Mauro Astolfi coreografa pure il silenzio. Questo il tratto di maggior originalità osservato ieri sera in occasione della “Serata Spellbound”, che ha chiuso la parte estiva degli appuntamenti di “Invito alla danza”, il festival che dal 16 luglio scorso ha animato le serate di Villa Pamphilj. Con la sua compagnia, lo Spellbound contemporary ballet, il coreografo romano, tra i più apprezzati della sua generazione, ha proposto una tripartizione di balletti a cui hanno assistito in molti, nell'arena della villa di Monteverde. Lo spettacolo è partito con il passo a due “Small crime”, sul rapporto spesso conflittuale in una coppia, prosegue sul filo delle relazioni con “She is on the ground”, performance collettiva della compagnia che schernisce i tentativi a volte maldestri degli uomini alla conquista di una donna e infine la prima italiana della seconda parte dello spettacolo “Dare” dove alla coreografia si associa anche una scenografia composta e ricomposta dagli stessi performer.
Molto più movimentato e fluido il primo pezzo, come da drammaturgia della serata più lungo e corposo il secondo, con un performer che scende in platea e gioca col pubblico, di maggiore impatto visivo il terzo, tra una serie di pilastri di cartone che creano infinite combinazioni tra e coi corpi.
C'è, nella poetica di Astolfi, un flusso di ricerca continuo che va dalla Conctact improvisation di Steve Paxton ai “quadri” astratti di Sasha Waltz, passando per i movimenti fusion di Sidi Larbi Cherckaoui. La sua formazione tra gli Stati uniti e l'Europa è evidente ad ogni passo dei suoi danzatori (undici e tutti molto bravi).
Il corpo è sfruttato in ogni suo angolo e possibilità: corpi che si avvitano, si agganciano, fluiscono, si muovono come insetti, strisciano e si contorcono, sanno ironizzare sulle proprie azioni-reazioni. Nei primi due pezzi sembra un po' stereotipato il linguaggio (le donne da conquistare, spesso a terra con il maschio che si sdraia sopra, il “ti acchiappo-mi sfuggi”), che a volte rimanda a uno stile narrativo da sit-com televisive.

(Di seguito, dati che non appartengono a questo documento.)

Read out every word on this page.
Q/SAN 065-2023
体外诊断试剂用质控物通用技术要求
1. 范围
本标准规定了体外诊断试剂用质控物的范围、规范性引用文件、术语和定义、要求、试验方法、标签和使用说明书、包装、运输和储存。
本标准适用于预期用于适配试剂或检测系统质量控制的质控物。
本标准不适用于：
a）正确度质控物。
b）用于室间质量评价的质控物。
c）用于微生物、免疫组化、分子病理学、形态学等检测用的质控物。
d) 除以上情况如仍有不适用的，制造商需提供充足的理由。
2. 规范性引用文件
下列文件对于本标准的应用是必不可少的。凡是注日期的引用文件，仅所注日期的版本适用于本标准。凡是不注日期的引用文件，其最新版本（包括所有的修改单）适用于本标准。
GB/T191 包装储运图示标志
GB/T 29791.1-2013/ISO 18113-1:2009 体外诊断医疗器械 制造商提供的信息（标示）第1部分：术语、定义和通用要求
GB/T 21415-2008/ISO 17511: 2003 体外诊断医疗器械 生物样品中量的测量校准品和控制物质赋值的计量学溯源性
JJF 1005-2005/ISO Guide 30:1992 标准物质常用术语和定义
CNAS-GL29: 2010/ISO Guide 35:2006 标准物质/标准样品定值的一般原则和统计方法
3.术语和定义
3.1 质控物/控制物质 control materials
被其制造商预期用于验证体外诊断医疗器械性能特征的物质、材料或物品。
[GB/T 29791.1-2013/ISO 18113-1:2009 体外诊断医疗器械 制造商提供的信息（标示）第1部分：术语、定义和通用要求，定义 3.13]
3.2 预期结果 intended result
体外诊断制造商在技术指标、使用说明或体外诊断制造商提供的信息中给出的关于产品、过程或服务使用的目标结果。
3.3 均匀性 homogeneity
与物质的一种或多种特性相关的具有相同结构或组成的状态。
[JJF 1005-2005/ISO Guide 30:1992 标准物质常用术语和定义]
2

Il tratto più originale invece, come dicevamo, è la danza che continua anche senza la musica, con i ballerini che seguitano la performance nel silenzio assoluto, scandito solo dai loro tonfi e dai loro respiri affannati. Sembrerebbe la rottura di una nuova frontiera e probabilmente lo sarebbe se non fosse che invece il punto dolente dell'intero spettacolo è proprio la scelta della musica, a volte classica a volte futurista, quasi a echeggiare paesaggi “lunari”, che però rischia di appesantire il ritmo serrato delle coreografie, dilatando la distanza tra ciò che vediamo da ciò che ascoltiamo. Un effetto voluto?